Zwangsheirat ist ein Verbrechen und demzufolge strafbar. Und doch ist sie auch in der Schweiz eine soziale Realität. Gerade in den Sommer- und Herbstferien, wenn Eltern mit ihren Kindern in die Heimatländer reisen, kommt es zu Zwangsheiraten. Die Fachstelle Zwangsheirat verzeichnete 2020 über 360 Fachberatungen, davon waren ein Drittel der Betroffenen unter 18 Jahre alt. Die Jüngsten waren Mädchen von 11 und 13 Jahren. Betroffene kommen insbesondere aus Syrien, Eritrea, Afghanistan, Irak, Iran, Pakistan, aber auch aus Sri Lanka, Südosteuropa, der Türkei.

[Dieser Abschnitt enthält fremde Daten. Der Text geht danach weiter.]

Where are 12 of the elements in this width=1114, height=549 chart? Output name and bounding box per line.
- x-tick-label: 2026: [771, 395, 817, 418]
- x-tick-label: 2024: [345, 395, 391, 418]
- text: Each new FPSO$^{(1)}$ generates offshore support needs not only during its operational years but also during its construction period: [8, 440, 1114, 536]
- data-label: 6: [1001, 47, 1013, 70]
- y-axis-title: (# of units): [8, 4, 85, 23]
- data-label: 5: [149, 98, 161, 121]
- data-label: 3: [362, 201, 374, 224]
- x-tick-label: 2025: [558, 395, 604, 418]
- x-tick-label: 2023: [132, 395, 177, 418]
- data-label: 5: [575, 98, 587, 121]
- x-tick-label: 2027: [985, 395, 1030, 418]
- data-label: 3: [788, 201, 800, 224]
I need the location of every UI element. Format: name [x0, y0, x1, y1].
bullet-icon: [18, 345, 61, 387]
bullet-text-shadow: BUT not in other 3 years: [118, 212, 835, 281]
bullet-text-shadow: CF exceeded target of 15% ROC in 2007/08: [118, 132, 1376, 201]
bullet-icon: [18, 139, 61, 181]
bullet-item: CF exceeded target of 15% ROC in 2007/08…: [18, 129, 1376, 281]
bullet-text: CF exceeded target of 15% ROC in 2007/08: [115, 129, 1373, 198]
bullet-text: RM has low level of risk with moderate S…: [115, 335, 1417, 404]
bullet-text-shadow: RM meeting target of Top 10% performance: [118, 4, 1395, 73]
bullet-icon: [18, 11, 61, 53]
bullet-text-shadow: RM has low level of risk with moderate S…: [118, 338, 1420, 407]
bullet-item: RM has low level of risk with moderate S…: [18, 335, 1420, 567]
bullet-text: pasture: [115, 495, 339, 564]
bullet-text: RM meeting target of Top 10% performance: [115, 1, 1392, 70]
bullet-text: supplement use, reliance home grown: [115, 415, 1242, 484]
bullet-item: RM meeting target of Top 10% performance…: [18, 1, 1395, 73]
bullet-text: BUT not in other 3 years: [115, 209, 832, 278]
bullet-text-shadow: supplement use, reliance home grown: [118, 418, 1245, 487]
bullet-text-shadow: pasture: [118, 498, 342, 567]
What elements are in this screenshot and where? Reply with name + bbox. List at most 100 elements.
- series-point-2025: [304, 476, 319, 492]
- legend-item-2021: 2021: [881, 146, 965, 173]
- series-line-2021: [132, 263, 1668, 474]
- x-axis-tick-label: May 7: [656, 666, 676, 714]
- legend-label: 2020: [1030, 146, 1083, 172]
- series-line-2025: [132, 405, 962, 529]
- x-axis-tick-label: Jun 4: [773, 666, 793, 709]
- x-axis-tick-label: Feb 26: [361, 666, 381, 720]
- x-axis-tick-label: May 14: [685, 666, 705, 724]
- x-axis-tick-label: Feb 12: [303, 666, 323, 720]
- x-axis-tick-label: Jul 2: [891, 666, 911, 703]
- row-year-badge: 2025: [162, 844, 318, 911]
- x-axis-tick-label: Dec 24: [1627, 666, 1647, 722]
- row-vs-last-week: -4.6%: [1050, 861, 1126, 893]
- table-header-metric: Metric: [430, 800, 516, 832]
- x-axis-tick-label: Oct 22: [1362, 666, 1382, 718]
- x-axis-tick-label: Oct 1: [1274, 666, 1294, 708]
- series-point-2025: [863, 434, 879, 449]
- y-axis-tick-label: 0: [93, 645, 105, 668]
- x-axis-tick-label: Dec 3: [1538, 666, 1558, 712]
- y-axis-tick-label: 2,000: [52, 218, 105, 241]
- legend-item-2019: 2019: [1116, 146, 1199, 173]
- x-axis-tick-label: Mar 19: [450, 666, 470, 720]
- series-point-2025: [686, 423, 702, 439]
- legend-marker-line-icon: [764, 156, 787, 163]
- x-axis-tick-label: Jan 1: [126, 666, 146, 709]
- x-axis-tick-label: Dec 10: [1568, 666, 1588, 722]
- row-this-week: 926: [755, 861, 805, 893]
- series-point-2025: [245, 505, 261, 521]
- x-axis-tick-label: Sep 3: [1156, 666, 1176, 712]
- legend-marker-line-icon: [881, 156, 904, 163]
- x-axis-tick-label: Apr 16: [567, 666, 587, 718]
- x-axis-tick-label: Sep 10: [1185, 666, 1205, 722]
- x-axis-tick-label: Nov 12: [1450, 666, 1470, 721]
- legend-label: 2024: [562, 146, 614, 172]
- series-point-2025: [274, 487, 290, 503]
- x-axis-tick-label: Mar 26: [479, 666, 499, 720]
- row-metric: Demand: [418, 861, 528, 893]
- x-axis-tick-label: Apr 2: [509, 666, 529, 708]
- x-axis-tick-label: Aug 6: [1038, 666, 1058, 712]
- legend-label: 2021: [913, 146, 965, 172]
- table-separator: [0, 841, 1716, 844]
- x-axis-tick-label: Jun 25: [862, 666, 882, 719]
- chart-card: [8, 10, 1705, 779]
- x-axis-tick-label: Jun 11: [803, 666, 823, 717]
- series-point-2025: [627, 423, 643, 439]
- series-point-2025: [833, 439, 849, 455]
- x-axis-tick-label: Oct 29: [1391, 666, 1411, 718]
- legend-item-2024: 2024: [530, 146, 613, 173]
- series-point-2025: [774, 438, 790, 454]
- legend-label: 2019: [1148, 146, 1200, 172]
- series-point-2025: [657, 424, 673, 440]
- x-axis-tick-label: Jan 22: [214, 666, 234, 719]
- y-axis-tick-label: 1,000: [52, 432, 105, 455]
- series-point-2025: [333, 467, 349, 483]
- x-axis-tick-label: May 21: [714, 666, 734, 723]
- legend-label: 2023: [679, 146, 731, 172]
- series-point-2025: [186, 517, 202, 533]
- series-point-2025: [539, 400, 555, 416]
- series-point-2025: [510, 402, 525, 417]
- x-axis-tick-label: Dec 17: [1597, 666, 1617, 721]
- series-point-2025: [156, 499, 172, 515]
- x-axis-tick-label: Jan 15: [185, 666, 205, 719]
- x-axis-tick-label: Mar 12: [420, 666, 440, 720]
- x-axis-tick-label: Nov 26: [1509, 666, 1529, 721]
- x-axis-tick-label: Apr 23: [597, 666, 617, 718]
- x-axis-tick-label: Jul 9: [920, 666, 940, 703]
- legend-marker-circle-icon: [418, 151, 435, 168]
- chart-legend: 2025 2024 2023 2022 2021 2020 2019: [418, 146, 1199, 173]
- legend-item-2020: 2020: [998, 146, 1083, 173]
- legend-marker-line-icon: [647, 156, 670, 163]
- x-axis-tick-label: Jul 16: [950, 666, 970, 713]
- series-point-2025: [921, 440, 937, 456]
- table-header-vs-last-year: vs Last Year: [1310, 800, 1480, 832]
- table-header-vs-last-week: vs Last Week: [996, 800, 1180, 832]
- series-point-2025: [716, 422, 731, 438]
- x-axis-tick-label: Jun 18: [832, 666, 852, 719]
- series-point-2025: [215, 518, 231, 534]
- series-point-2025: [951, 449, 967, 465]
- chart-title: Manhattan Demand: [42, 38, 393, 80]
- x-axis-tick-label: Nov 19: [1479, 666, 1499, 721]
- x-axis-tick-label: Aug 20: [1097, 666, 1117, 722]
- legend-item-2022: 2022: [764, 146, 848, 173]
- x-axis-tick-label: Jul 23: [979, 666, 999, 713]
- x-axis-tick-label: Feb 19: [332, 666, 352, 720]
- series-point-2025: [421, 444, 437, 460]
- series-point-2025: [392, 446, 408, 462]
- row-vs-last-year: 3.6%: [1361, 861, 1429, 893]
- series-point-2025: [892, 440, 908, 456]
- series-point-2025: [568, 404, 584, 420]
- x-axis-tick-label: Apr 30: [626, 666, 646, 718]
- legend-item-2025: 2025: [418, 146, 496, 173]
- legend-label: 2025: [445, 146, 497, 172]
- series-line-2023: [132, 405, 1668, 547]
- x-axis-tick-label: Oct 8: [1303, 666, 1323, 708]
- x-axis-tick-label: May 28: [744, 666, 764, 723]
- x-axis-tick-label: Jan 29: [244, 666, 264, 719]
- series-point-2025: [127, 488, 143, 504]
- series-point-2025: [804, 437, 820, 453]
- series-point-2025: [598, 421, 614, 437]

Wen trifft es, was kann man tun? Darüber diskutierten
Anu Sivaganesan, Juristin, Präsidentin der Fachstelle Zwangsheirat – Kompetenzzentrum des Bundes
Ylfete Fanaj, Kantonsrätin, Sozialarbeiterin
Alexander Ott, Chef Fremdenpolizei Stadt Bern und Mitglied Runder Tisch Zwangsheirat
Zwangsheirat ist ein Verbrechen. Leider gibt es wenige Anzeigen von Betroffenen, weil die Familie die „Tat-Ausübenden“ sind. Die Ursachen sind vielfältig: Tradition, Normen der Gesellschaft, der Kultur, patriarchale Strukturen etc. Signale erkennen: Werden junge Frauen eingeschränkt im Alltag, in der Freizeit, bekommt das Thema Jungfräulichkeit ein starkes Gewicht. Mit Betroffenen ein Vertrauensverhältnis aufbauen, sie zu Anlaufstellen begleiten, ihre Kultur nicht kritisieren und nicht versuchen, selber zu helfen. Beim Runden Tisch sind alle Fachpersonen vertreten und bewerten den Fall. Fachleute müssen innert 2 Stunden erreichbar sein. Die Fachstelle berät, bespricht die rechtliche und die Gefährdungs-situation. Die Betroffenen entscheiden, wie ihnen geholfen werden soll. Wichtig sind Vertrauenspersonen in den Schulen, Betrieben, im sozialen Umfeld. Die emotionale Unterstützung ist wichtig. Der Bruch mit der Familie bedeutet Abschottung vom bisherigen Leben. Das kann eine Gefährdungssituation auslösen. Es gibt immer wieder Fälle, die das nicht schaffen. Den längsten Fall habe ich 20 Jahre lang betreut. Eine Frau aus Bosnien, die mit neuer Identität lebt und Schutzmassnahmen braucht. Wichtig ist die Sexualerziehung in den Schulen, die körperliche Selbstbestimmung und das Thema Menschenwürde. Ein Runder Tisch braucht politischen Willen und Ressourcen. Das Thema ist eine politische Notwendigkeit. Prävention für beide Geschlechter ist wichtig.